I don’t know how I received that impression; I certainly didn’t imagine it, because that indeed is what they were doing—silently figuring out a way to help without actually intruding. And with the first words they spoke they showed me how much they were on my side.

“Ben,” said Miss Fay; she had that slightly lisping speech you find in all people with prominent front teeth. “You know, don’t you, that you’re caught up in very fantastic circumstances.”

(One of the things that I always liked about Miss Fay was the way she attached the word “very” to many of her terms, even to her superlatives. The milk I brought to the cottage was “very delicious.” A rainbow was “very wonderful.” Eggs were “very brilliantly nourishing.”)

James Clare added, “That’s a bit of what I was trying to say to you the other day.”
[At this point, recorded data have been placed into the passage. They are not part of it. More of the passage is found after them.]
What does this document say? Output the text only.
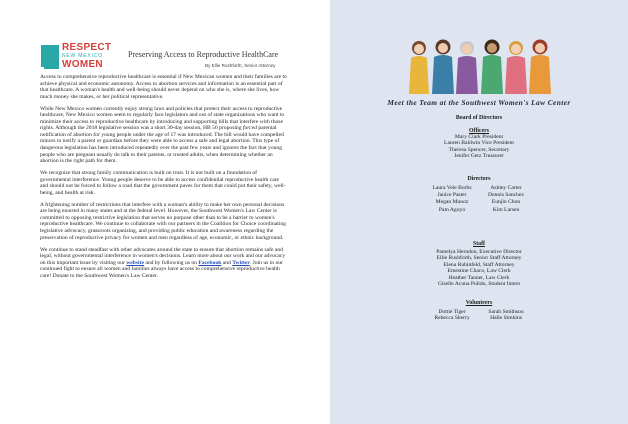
RESPECT
NEW MEXICO
WOMEN
Preserving Access to Reproductive HealthCare
By Ellie Rushforth, Senior Attorney

Access to comprehensive reproductive healthcare is essential if New Mexican women and their families are to achieve physical and economic autonomy. Access to abortion services and information is an essential part of that healthcare. A woman's health and well-being should never depend on who she is, where she lives, how much money she makes, or her political representative.

While New Mexico women currently enjoy strong laws and policies that protect their access to reproductive healthcare, New Mexico women seem to regularly face legislators and out of state organizations who want to minimize their access to reproductive healthcare by introducing and supporting bills that interfere with those rights. Although the 2018 legislative session was a short 30-day session, HB 56 proposing forced parental notification of abortion for young people under the age of 17 was introduced. The bill would have compelled minors to notify a parent or guardian before they were able to access a safe and legal abortion. This type of dangerous legislation has been introduced repeatedly over the past few years and ignores the fact that young people who are pregnant usually do talk to their parents, or trusted adults, when determining whether an abortion is the right path for them.

We recognize that strong family communication is built on trust. It is not built on a foundation of governmental interference. Young people deserve to be able to access confidential reproductive health care and should not be forced to follow a road that the government paves for them that could put their safety, well-being, and health at risk.

A frightening number of restrictions that interfere with a woman's ability to make her own personal decisions are being enacted in many states and at the federal level. However, the Southwest Women's Law Center is committed to opposing restrictive legislation that serves no purpose other than to be a barrier to women's reproductive healthcare. We continue to collaborate with our partners in the Coalition for Choice coordinating legislative advocacy, grassroots organizing, and providing public education and awareness regarding the preservation of reproductive privacy for women and men regardless of age, economic, or ethnic background.

We continue to stand steadfast with other advocates around the state to ensure that abortion remains safe and legal, without governmental interference in women's decisions. Learn more about our work and our advocacy on this important issue by visiting our website and by following us on Facebook and Twitter. Join us in our continued fight to ensure all women and families always have access to comprehensive reproductive health care! Donate to the Southwest Women's Law Center.

Meet the Team at the Southwest Women's Law Center
Board of Directors
Officers
Mary Clark President
Lauren Baldwin Vice President
Theresa Spencer, Secretary
Jenifer Getz Treasurer
Directors
Laura Vele Burbs	Ashley Carter
Janice Paster	Dennis Sanchez
Megan Munoz	Eunjin Chon
Pam Agoyo	Kim Larsen
Staff
Pamelya Herndon, Executive Director
Ellie Rushforth, Senior Staff Attorney
Elena Rubinfeld, Staff Attorney
Ernestine Chaco, Law Clerk
Heather Tanner, Law Clerk
Giselle Acuna Pulido, Student Intern
Volunteers
Dottie Tiger	Sarah Smithson
Rebecca Sherry	Halle Simkins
Miss Dora Fay said, “And you’ve probably been wondering whether you’re exaggerating the way you feel about it all.”

Again I nodded; there wasn’t a lot else I could say.

She patted my arm. “It’s very impossible to exaggerate it all. I’ve never heard of such a thing as you’re immersed in.”

James said, “And you’re wondering what you’re going to do? Well, the first thing you’re going to do is what you should always do—have a cup of tea and a bun.”

As I would discover, James’s solution to most difficulties was a cup of tea and a bun; it’s now my solution too.

They sat back in their chairs. Molly Barrett came over. She said to them, “And this is your son, I suppose?”

“In a way,” said Miss Dora Fay. “In a way.”

I was introduced to her; she came back with tea and a bun that had currants on it, and a cherry on top.

“Get yourself outside that,” said James.

As I ate my bun and drank my tea, Miss Dora Fay said to me, “Now, Ben. Let me guess which is the matter that most besets you.” She reflected for perhaps half a minute and said, “The matter of your father’s young lady? Am I correct?”

I nodded; nodding was still a high priority with me, and anyway my mouth was full.

“Is she lovely?” said Miss Fay.

James blurted with crumbs, “Oh, Dora, wait ’til you see her. She’s like the moon—silver and mysterious.”

“And it seems,” said Miss Fay, like a scientist analyzing a problem, “that she’s choosing you.”

“Why shouldn’t she, why wouldn’t she?” said James.

“Then that’s what will be,” said Miss Dora Fay. “The world knows its own mind.”

“D’you remember what I said to you last week?” said James, his face alight. “Use your own power. Isn’t that what’s happening?”

M
iss Fay, for all that she looked like an ostrich with glasses, possessed useful social gifts. She knew, for instance, when to bring a conversation to a close—as she did now.